Portò leggermente l'oggetto a lambire la punta del suo naso ed allora l'odorò intensamente, poi, per sicurezza, decise di ripetere quel rituale altre due volte.
Quando decise di riaprire tutti gli altri sensi quando non erano più superflui, i suoi occhi, come fossero attratti da una calamita, si spostarono ad osservare intensamente il percorso che il naso aveva appena captato.

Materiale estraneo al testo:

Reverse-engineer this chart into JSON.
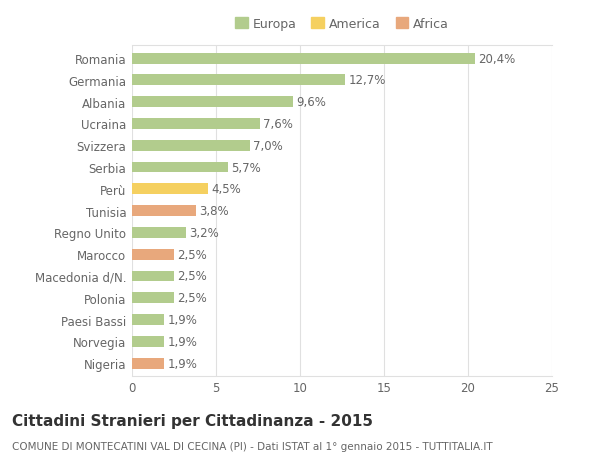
{
  "categories": [
    "Romania",
    "Germania",
    "Albania",
    "Ucraina",
    "Svizzera",
    "Serbia",
    "Perù",
    "Tunisia",
    "Regno Unito",
    "Marocco",
    "Macedonia d/N.",
    "Polonia",
    "Paesi Bassi",
    "Norvegia",
    "Nigeria"
  ],
  "values": [
    20.4,
    12.7,
    9.6,
    7.6,
    7.0,
    5.7,
    4.5,
    3.8,
    3.2,
    2.5,
    2.5,
    2.5,
    1.9,
    1.9,
    1.9
  ],
  "labels": [
    "20,4%",
    "12,7%",
    "9,6%",
    "7,6%",
    "7,0%",
    "5,7%",
    "4,5%",
    "3,8%",
    "3,2%",
    "2,5%",
    "2,5%",
    "2,5%",
    "1,9%",
    "1,9%",
    "1,9%"
  ],
  "continents": [
    "Europa",
    "Europa",
    "Europa",
    "Europa",
    "Europa",
    "Europa",
    "America",
    "Africa",
    "Europa",
    "Africa",
    "Europa",
    "Europa",
    "Europa",
    "Europa",
    "Africa"
  ],
  "colors": {
    "Europa": "#b2cc8d",
    "America": "#f5d060",
    "Africa": "#e8a87c"
  },
  "xlim": [
    0,
    25
  ],
  "xticks": [
    0,
    5,
    10,
    15,
    20,
    25
  ],
  "title": "Cittadini Stranieri per Cittadinanza - 2015",
  "subtitle": "COMUNE DI MONTECATINI VAL DI CECINA (PI) - Dati ISTAT al 1° gennaio 2015 - TUTTITALIA.IT",
  "background_color": "#ffffff",
  "grid_color": "#e0e0e0",
  "bar_height": 0.5,
  "label_fontsize": 8.5,
  "ylabel_fontsize": 8.5,
  "xlabel_fontsize": 8.5,
  "title_fontsize": 11,
  "subtitle_fontsize": 7.5,
  "legend_fontsize": 9
}
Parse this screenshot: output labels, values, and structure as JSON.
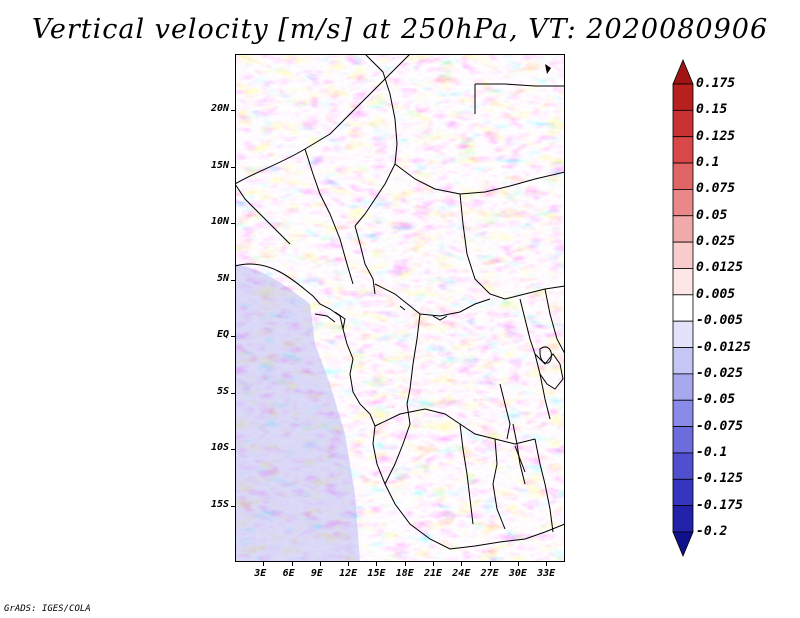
{
  "title": "Vertical velocity [m/s] at 250hPa, VT: 2020080906",
  "credit": "GrADS: IGES/COLA",
  "map": {
    "lon_range": [
      0,
      35
    ],
    "lat_range": [
      -20,
      25
    ],
    "lat_ticks": [
      {
        "value": 20,
        "label": "20N"
      },
      {
        "value": 15,
        "label": "15N"
      },
      {
        "value": 10,
        "label": "10N"
      },
      {
        "value": 5,
        "label": "5N"
      },
      {
        "value": 0,
        "label": "EQ"
      },
      {
        "value": -5,
        "label": "5S"
      },
      {
        "value": -10,
        "label": "10S"
      },
      {
        "value": -15,
        "label": "15S"
      }
    ],
    "lon_ticks": [
      {
        "value": 3,
        "label": "3E"
      },
      {
        "value": 6,
        "label": "6E"
      },
      {
        "value": 9,
        "label": "9E"
      },
      {
        "value": 12,
        "label": "12E"
      },
      {
        "value": 15,
        "label": "15E"
      },
      {
        "value": 18,
        "label": "18E"
      },
      {
        "value": 21,
        "label": "21E"
      },
      {
        "value": 24,
        "label": "24E"
      },
      {
        "value": 27,
        "label": "27E"
      },
      {
        "value": 30,
        "label": "30E"
      },
      {
        "value": 33,
        "label": "33E"
      }
    ]
  },
  "colorbar": {
    "labels": [
      "0.175",
      "0.15",
      "0.125",
      "0.1",
      "0.075",
      "0.05",
      "0.025",
      "0.0125",
      "0.005",
      "-0.005",
      "-0.0125",
      "-0.025",
      "-0.05",
      "-0.075",
      "-0.1",
      "-0.125",
      "-0.175",
      "-0.2"
    ],
    "colors": [
      "#a01414",
      "#b82020",
      "#c83232",
      "#d84848",
      "#e06666",
      "#e88888",
      "#f0aaaa",
      "#f8cccc",
      "#fde6e6",
      "#ffffff",
      "#e2e2fb",
      "#c6c6f5",
      "#a8a8ef",
      "#8a8ae8",
      "#6c6cdd",
      "#4f4fd0",
      "#3535c0",
      "#2222a8",
      "#10108c"
    ]
  }
}
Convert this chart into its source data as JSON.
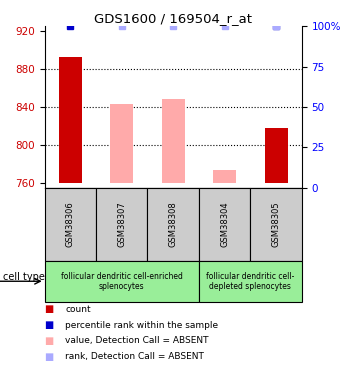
{
  "title": "GDS1600 / 169504_r_at",
  "samples": [
    "GSM38306",
    "GSM38307",
    "GSM38308",
    "GSM38304",
    "GSM38305"
  ],
  "count_values": [
    893,
    null,
    null,
    null,
    818
  ],
  "absent_values": [
    null,
    843,
    848,
    773,
    null
  ],
  "percentile_rank": [
    100,
    null,
    null,
    null,
    100
  ],
  "absent_rank": [
    null,
    100,
    100,
    100,
    100
  ],
  "ylim_left": [
    755,
    925
  ],
  "ylim_right": [
    0,
    100
  ],
  "yticks_left": [
    760,
    800,
    840,
    880,
    920
  ],
  "yticks_right": [
    0,
    25,
    50,
    75,
    100
  ],
  "base_value": 760,
  "bar_width": 0.45,
  "count_color": "#cc0000",
  "absent_bar_color": "#ffaaaa",
  "rank_dot_color": "#0000cc",
  "absent_rank_dot_color": "#aaaaff",
  "tick_box_color": "#cccccc",
  "cell_green": "#99ee99",
  "figsize": [
    3.43,
    3.75
  ],
  "dpi": 100
}
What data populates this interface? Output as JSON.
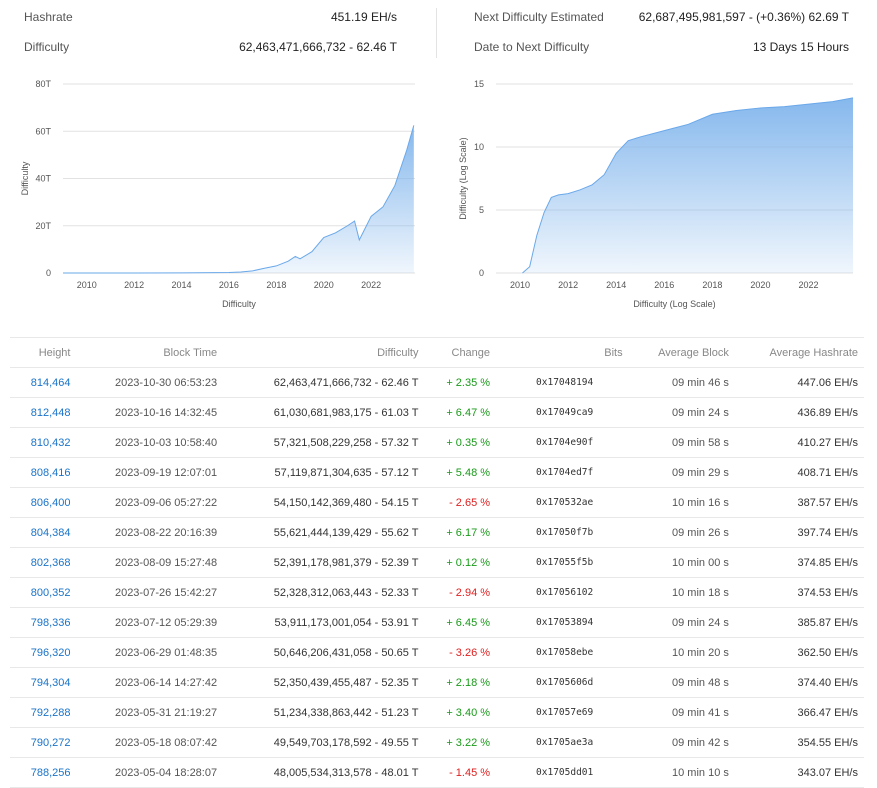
{
  "stats": {
    "hashrate_label": "Hashrate",
    "hashrate": "451.19 EH/s",
    "difficulty_label": "Difficulty",
    "difficulty": "62,463,471,666,732 - 62.46 T",
    "next_label": "Next Difficulty Estimated",
    "next": "62,687,495,981,597 - (+0.36%) 62.69 T",
    "date_label": "Date to Next Difficulty",
    "date": "13 Days 15 Hours"
  },
  "chart_data": [
    {
      "type": "area",
      "xlabel": "Difficulty",
      "ylabel": "Difficulty",
      "xlim": [
        2009,
        2023.85
      ],
      "ylim": [
        0,
        80
      ],
      "x_ticks": [
        "2010",
        "2012",
        "2014",
        "2016",
        "2018",
        "2020",
        "2022"
      ],
      "y_ticks": [
        "0",
        "20T",
        "40T",
        "60T",
        "80T"
      ],
      "grid": true,
      "color": "#7fb4ec",
      "x": [
        2009,
        2010,
        2012,
        2014,
        2016,
        2016.5,
        2017,
        2017.5,
        2018,
        2018.5,
        2018.8,
        2019,
        2019.5,
        2020,
        2020.5,
        2021,
        2021.3,
        2021.5,
        2021.7,
        2022,
        2022.5,
        2023,
        2023.5,
        2023.8
      ],
      "y": [
        0,
        0,
        0,
        0.05,
        0.2,
        0.4,
        0.9,
        2,
        3,
        5,
        7,
        6,
        9,
        15,
        17,
        20,
        22,
        14,
        18,
        24,
        28,
        37,
        52,
        62.5
      ]
    },
    {
      "type": "area",
      "xlabel": "Difficulty (Log Scale)",
      "ylabel": "Difficulty (Log Scale)",
      "xlim": [
        2009,
        2023.85
      ],
      "ylim": [
        0,
        15
      ],
      "x_ticks": [
        "2010",
        "2012",
        "2014",
        "2016",
        "2018",
        "2020",
        "2022"
      ],
      "y_ticks": [
        "0",
        "5",
        "10",
        "15"
      ],
      "grid": true,
      "color": "#7fb4ec",
      "x": [
        2010.1,
        2010.4,
        2010.7,
        2011,
        2011.3,
        2011.6,
        2012,
        2012.5,
        2013,
        2013.5,
        2014,
        2014.5,
        2015,
        2016,
        2017,
        2018,
        2019,
        2020,
        2021,
        2022,
        2023,
        2023.85
      ],
      "y": [
        0,
        0.5,
        3,
        4.8,
        6,
        6.2,
        6.3,
        6.6,
        7,
        7.8,
        9.5,
        10.5,
        10.8,
        11.3,
        11.8,
        12.6,
        12.9,
        13.1,
        13.2,
        13.4,
        13.6,
        13.9
      ]
    }
  ],
  "table": {
    "headers": [
      "Height",
      "Block Time",
      "Difficulty",
      "Change",
      "Bits",
      "Average Block",
      "Average Hashrate"
    ],
    "rows": [
      [
        "814,464",
        "2023-10-30 06:53:23",
        "62,463,471,666,732 - 62.46 T",
        "+ 2.35 %",
        "0x17048194",
        "09 min 46 s",
        "447.06 EH/s"
      ],
      [
        "812,448",
        "2023-10-16 14:32:45",
        "61,030,681,983,175 - 61.03 T",
        "+ 6.47 %",
        "0x17049ca9",
        "09 min 24 s",
        "436.89 EH/s"
      ],
      [
        "810,432",
        "2023-10-03 10:58:40",
        "57,321,508,229,258 - 57.32 T",
        "+ 0.35 %",
        "0x1704e90f",
        "09 min 58 s",
        "410.27 EH/s"
      ],
      [
        "808,416",
        "2023-09-19 12:07:01",
        "57,119,871,304,635 - 57.12 T",
        "+ 5.48 %",
        "0x1704ed7f",
        "09 min 29 s",
        "408.71 EH/s"
      ],
      [
        "806,400",
        "2023-09-06 05:27:22",
        "54,150,142,369,480 - 54.15 T",
        "- 2.65 %",
        "0x170532ae",
        "10 min 16 s",
        "387.57 EH/s"
      ],
      [
        "804,384",
        "2023-08-22 20:16:39",
        "55,621,444,139,429 - 55.62 T",
        "+ 6.17 %",
        "0x17050f7b",
        "09 min 26 s",
        "397.74 EH/s"
      ],
      [
        "802,368",
        "2023-08-09 15:27:48",
        "52,391,178,981,379 - 52.39 T",
        "+ 0.12 %",
        "0x17055f5b",
        "10 min 00 s",
        "374.85 EH/s"
      ],
      [
        "800,352",
        "2023-07-26 15:42:27",
        "52,328,312,063,443 - 52.33 T",
        "- 2.94 %",
        "0x17056102",
        "10 min 18 s",
        "374.53 EH/s"
      ],
      [
        "798,336",
        "2023-07-12 05:29:39",
        "53,911,173,001,054 - 53.91 T",
        "+ 6.45 %",
        "0x17053894",
        "09 min 24 s",
        "385.87 EH/s"
      ],
      [
        "796,320",
        "2023-06-29 01:48:35",
        "50,646,206,431,058 - 50.65 T",
        "- 3.26 %",
        "0x17058ebe",
        "10 min 20 s",
        "362.50 EH/s"
      ],
      [
        "794,304",
        "2023-06-14 14:27:42",
        "52,350,439,455,487 - 52.35 T",
        "+ 2.18 %",
        "0x1705606d",
        "09 min 48 s",
        "374.40 EH/s"
      ],
      [
        "792,288",
        "2023-05-31 21:19:27",
        "51,234,338,863,442 - 51.23 T",
        "+ 3.40 %",
        "0x17057e69",
        "09 min 41 s",
        "366.47 EH/s"
      ],
      [
        "790,272",
        "2023-05-18 08:07:42",
        "49,549,703,178,592 - 49.55 T",
        "+ 3.22 %",
        "0x1705ae3a",
        "09 min 42 s",
        "354.55 EH/s"
      ],
      [
        "788,256",
        "2023-05-04 18:28:07",
        "48,005,534,313,578 - 48.01 T",
        "- 1.45 %",
        "0x1705dd01",
        "10 min 10 s",
        "343.07 EH/s"
      ]
    ]
  }
}
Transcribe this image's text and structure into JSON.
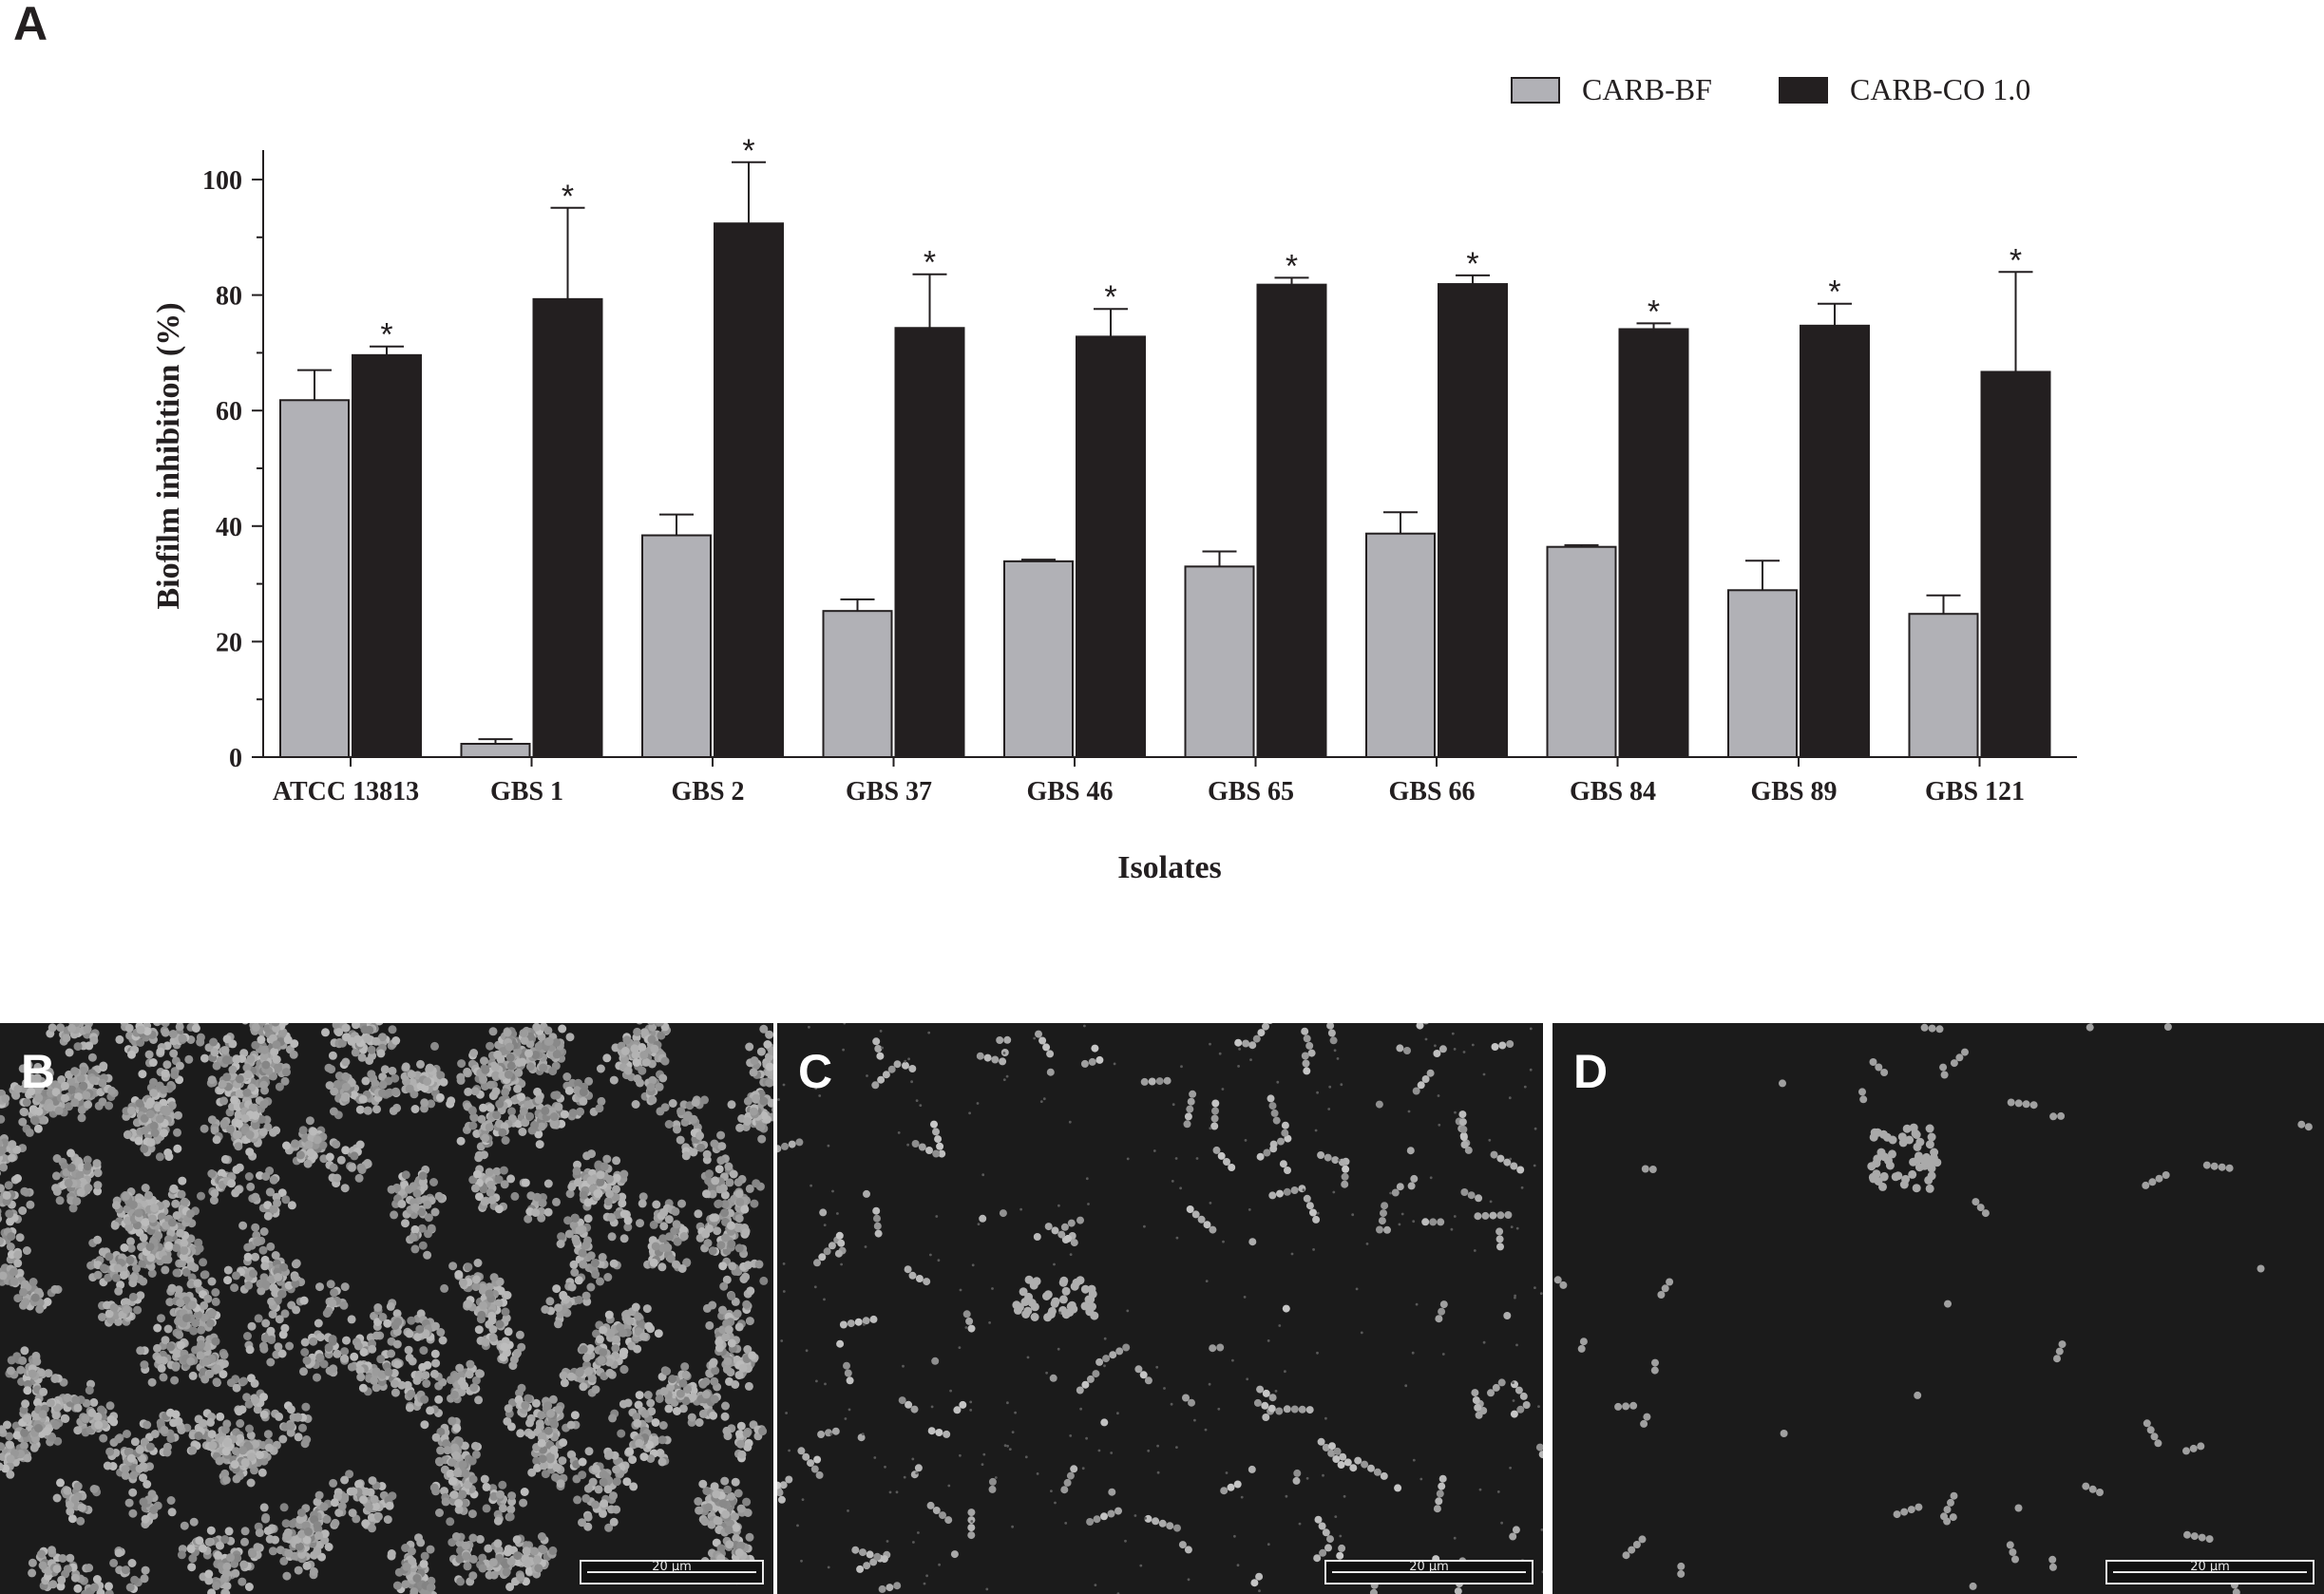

Dopo qualche secondo il corpo si voltò in quella stessa direzione, verso la strada che portava ad est, e le gambe iniziarono a spostarsi in avanti istintivamente, aumentando di velocità man mano che il fiuto della ragazza, quasi canino, diventava sempre più sicuro di non starsi sbagliando. Ben presto divenne una corsa.
L'odore la portò ad arrivare al limitare della città e lì si fermò: non doveva proseguire oltre, anche se la strada e l'odore continuavano, seppure il secondo diventasse più intenso. Era lampante ed ovvio nella sua testa che il demone avesse trascinato tutte le sue vittime nella alla grande foresta che aveva di fronte, nella sua tana, per divorarli in pace e riposarsi dopo la caccia compiuta.
Nella sua testa era nato per qualche secondo il desiderio di voler correre laggiù e ricercare quella bestia, ma quell'impulso era stato immediatamente frenato dal raziocinio e dal buonsenso. Andare in territorio nemico senza nemmeno sapere le caratteristiche di esso era troppo rischioso, specialmente quando anche le abilità dell'avversario, così come le sue tattiche, sono perfettamente sconosciute. Un demone poi doveva trovarsi per forza in un luogo dal quale non filtrasse il sole ed andare a cercare un punto del genere in un posto così tanto vasto era inutile, dal momento che la creatura avrebbe potuto prenderla di sorpresa o sgusciare in città mentre lei era assente. Era poi inutile andare a cercare dei bambini superstiti, ed i motivi erano abbastanza ovvi.
Perciò restò con lo sguardo incollato sulla vegetazione a lungo, mentre il vento si alzava e strisciava fra i suo capelli, prima di lasciar perdere ed andare verso il ristorante. Il tempo continuava a stringere e la sua compagna di squadra la stava sicuramente aspettando.